Baby Peter and anonymity
Like other media organisations BBC News has been subject to the reporting restrictions in the Baby Peter case, lifted last night, which stipulated that none of the defendants could be named.
These were ordered because the defendants were the subject of another trial, for the rape of a two-year-old girl, which could have been compromised if the jury were prejudiced by information from the earlier case, and also because there were children who were still in the process of being placed with alternative carers.
Now that Steven Barker has been found guilty and sentenced in the rape trial, and all the children are being cared for, the guilty trio's anonymity has ceased and we along with the rest of the media have been able to name them.
This sounds deceptively simple, but when you look at what this means online it is more complicated. A news website like the BBC's will have a huge archive of stories, some of which may contain information which only later becomes the subject of legal restriction.
On this occasion, there were indeed two stories in our own archive relating to the very early stages of the Baby Peter case which, if you searched for them, did give the names of the defendants. We did not republish or link to them from new stories, but on this occasion plenty of other people chose to do so.
There were vigilante-style websites, blogs and individual e-mailers who were determined to make the names public and who were making a point of linking to our archived stories.
We removed the stories from our archive even though in practice the details were easy to find, and the information had already been reproduced and cached elsewhere on the internet. Now that the restrictions have been lifted we've reinstated the stories in the archive. Not, incidentally, a very practical or easy way of doing things if we had to do it very often.
But it has raised again a wider question as to how useful or effective such restrictions can be, given the ease with which the web allows information to be shared, stored and duplicated on other sites, blogs or in search engine caches.
My colleague Ceri Thomas, on another occasion, summed up well the challenges posed by the internet to the Contempt of Court Act. This case has provided another illustration of those issues, and another example of how seeking to restrict access to information may not necessarily be the most effective approach.

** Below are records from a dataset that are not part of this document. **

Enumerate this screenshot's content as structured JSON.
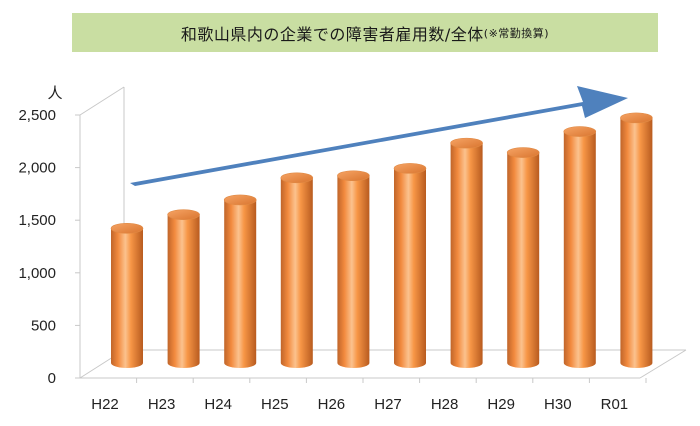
{
  "chart_data": {
    "type": "bar",
    "title": "和歌山県内の企業での障害者雇用数/全体",
    "title_note": "(※常勤換算)",
    "ylabel": "人",
    "xlabel": "",
    "categories": [
      "H22",
      "H23",
      "H24",
      "H25",
      "H26",
      "H27",
      "H28",
      "H29",
      "H30",
      "R01"
    ],
    "values": [
      1280,
      1410,
      1550,
      1760,
      1780,
      1850,
      2090,
      2000,
      2200,
      2330
    ],
    "ylim": [
      0,
      2500
    ],
    "yticks": [
      "0",
      "500",
      "1,000",
      "1,500",
      "2,000",
      "2,500"
    ],
    "grid": false,
    "style": "3d-cylinder",
    "trend_arrow": true,
    "colors": {
      "bar": "#f79646",
      "bar_dark": "#a9521a",
      "bar_light": "#fbd2a9",
      "arrow": "#4f81bd",
      "title_bg": "#c9dea2"
    }
  }
}
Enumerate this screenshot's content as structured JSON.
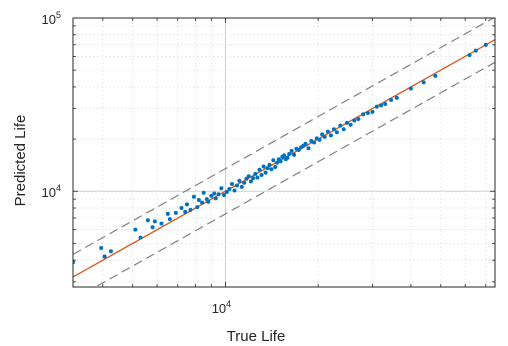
{
  "chart_data": {
    "type": "scatter",
    "title": "",
    "xlabel": "True Life",
    "ylabel": "Predicted Life",
    "xscale": "log",
    "yscale": "log",
    "xlim": [
      3200,
      75000
    ],
    "ylim": [
      2800,
      100000
    ],
    "grid": "major and minor, dotted",
    "x_ticks": [
      {
        "base": "10",
        "exp": "4",
        "value": 10000
      }
    ],
    "y_ticks": [
      {
        "base": "10",
        "exp": "4",
        "value": 10000
      },
      {
        "base": "10",
        "exp": "5",
        "value": 100000
      }
    ],
    "colors": {
      "points": "#0072BD",
      "fit_line": "#D95319",
      "band_lines": "#808080",
      "grid": "#c8c8c8",
      "axes": "#262626"
    },
    "fit_line": {
      "y_equals_x": true
    },
    "band_lines": {
      "factors": [
        1.35,
        0.74
      ]
    },
    "points": {
      "x": [
        3200,
        3950,
        4050,
        4250,
        5100,
        5300,
        5600,
        5800,
        5900,
        6200,
        6500,
        6600,
        6900,
        7200,
        7400,
        7500,
        7700,
        7900,
        8100,
        8200,
        8400,
        8500,
        8700,
        8800,
        9000,
        9200,
        9300,
        9500,
        9700,
        9900,
        10100,
        10300,
        10500,
        10700,
        10900,
        11100,
        11300,
        11500,
        11700,
        11900,
        12100,
        12300,
        12500,
        12700,
        12900,
        13100,
        13300,
        13500,
        13700,
        13900,
        14100,
        14300,
        14500,
        14700,
        14900,
        15100,
        15300,
        15500,
        15700,
        15900,
        16100,
        16400,
        16700,
        17000,
        17300,
        17600,
        17900,
        18200,
        18600,
        19000,
        19400,
        19800,
        20200,
        20600,
        21000,
        21500,
        22000,
        22500,
        23000,
        23600,
        24200,
        24800,
        25500,
        26200,
        27000,
        28000,
        29000,
        30000,
        31000,
        32000,
        33000,
        34500,
        36000,
        40000,
        44000,
        48000,
        62000,
        65000,
        70000
      ],
      "y": [
        3900,
        4700,
        4200,
        4500,
        6000,
        5400,
        6800,
        6200,
        6700,
        6500,
        7400,
        6900,
        7500,
        8000,
        7600,
        8400,
        7800,
        9300,
        8100,
        8900,
        8600,
        9800,
        9000,
        8700,
        9400,
        9700,
        9100,
        9600,
        10400,
        9500,
        9900,
        10300,
        11000,
        10100,
        10800,
        11500,
        10600,
        11200,
        11800,
        12200,
        11400,
        11900,
        12600,
        12000,
        13300,
        12400,
        13900,
        12800,
        13600,
        14200,
        13400,
        15100,
        13800,
        14600,
        15300,
        14900,
        15800,
        16100,
        15300,
        15600,
        16400,
        17100,
        16200,
        17600,
        17300,
        17900,
        18300,
        18800,
        17700,
        19500,
        19100,
        20200,
        19800,
        21300,
        20600,
        22100,
        21000,
        22800,
        21900,
        23900,
        22800,
        24800,
        24200,
        25600,
        26100,
        27800,
        28300,
        28700,
        30800,
        31300,
        31900,
        33600,
        34600,
        39200,
        42500,
        46300,
        61000,
        64800,
        70000
      ]
    }
  }
}
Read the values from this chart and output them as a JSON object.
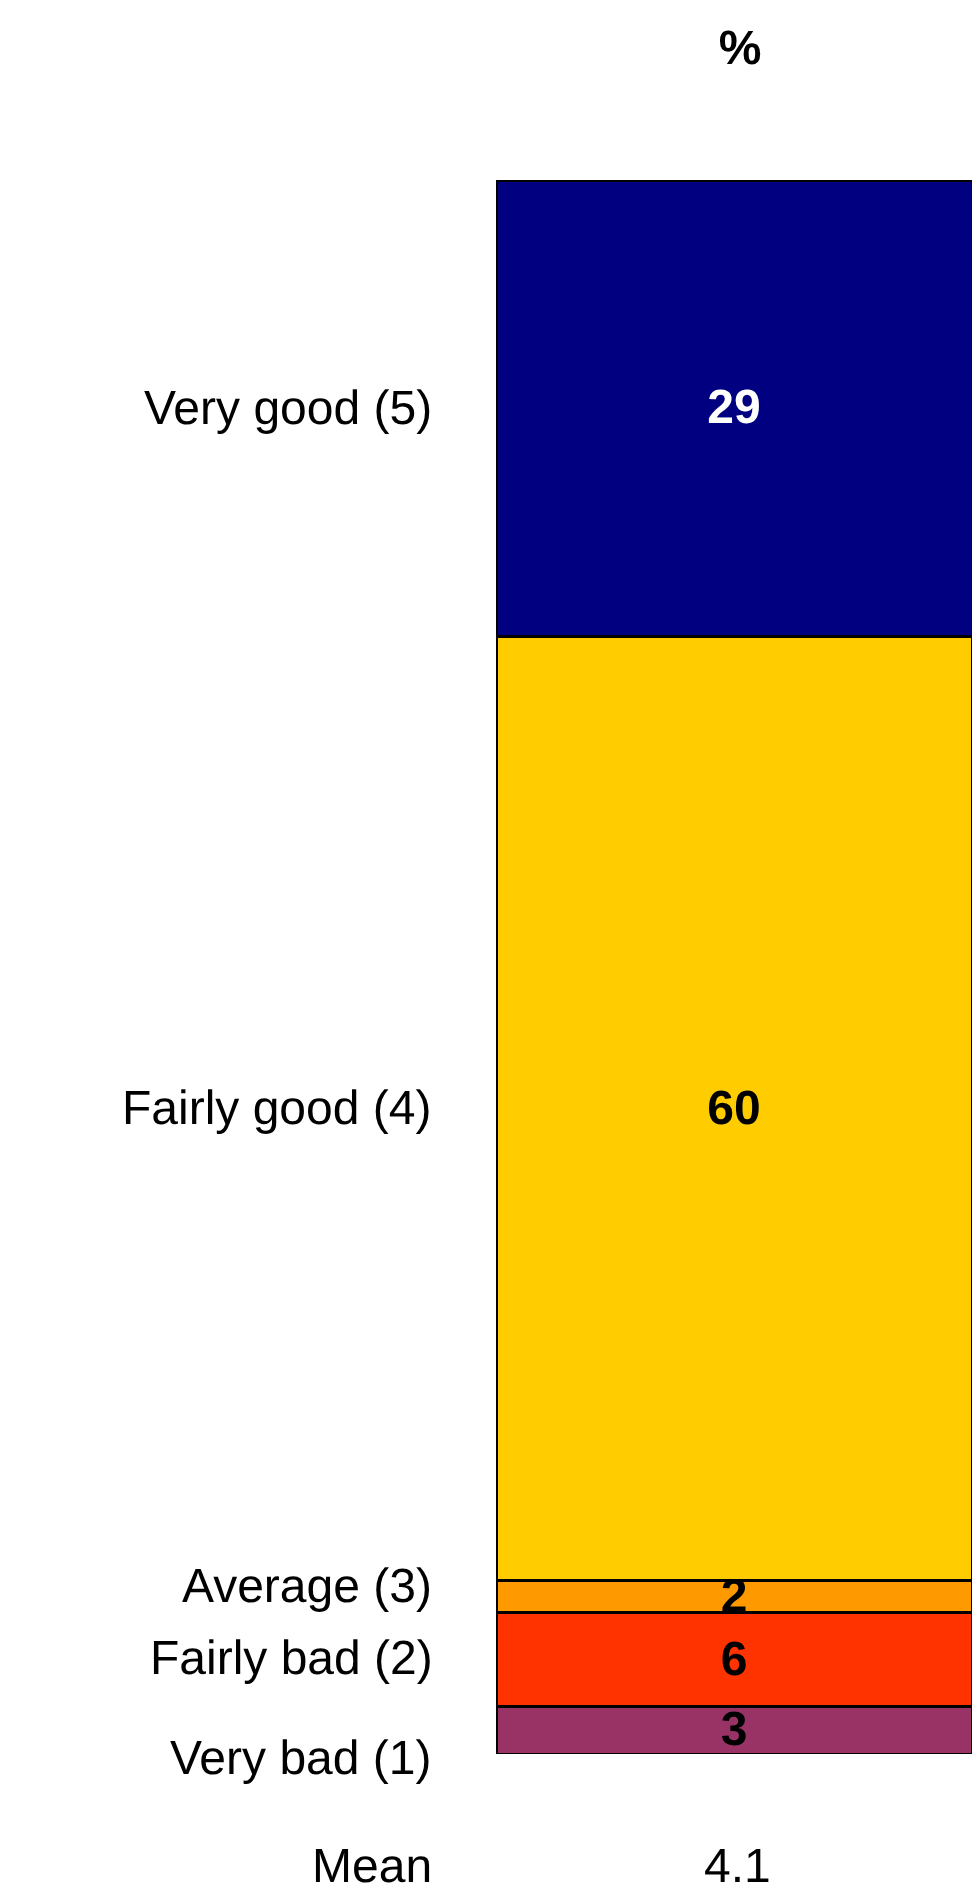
{
  "chart_data": {
    "type": "bar",
    "title": "%",
    "categories": [
      null
    ],
    "stacked": true,
    "data_labels": true,
    "series": [
      {
        "name": "Very bad (1)",
        "color": "#993366",
        "values": [
          3
        ]
      },
      {
        "name": "Fairly bad (2)",
        "color": "#ff3300",
        "values": [
          6
        ]
      },
      {
        "name": "Average (3)",
        "color": "#ff9900",
        "values": [
          2
        ]
      },
      {
        "name": "Fairly good (4)",
        "color": "#ffcc00",
        "values": [
          60
        ]
      },
      {
        "name": "Very good (5)",
        "color": "#000080",
        "values": [
          29
        ]
      }
    ],
    "annotations": [
      "Mean",
      "4.1"
    ]
  }
}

The judge in the second trial, for the rape of the two-year-old child, recognising the risk that it could be compromised by the jury seeing potentially prejudicial information circulating online, eventually decided that it could go ahead anyway. The members of the jury were simply given instructions not to do any research on the internet. In other words, the onus was placed on them, as trusted participants in the judicial process, to focus only on the evidence before them in court.
Steve Herrmann is editor of the BBC News website.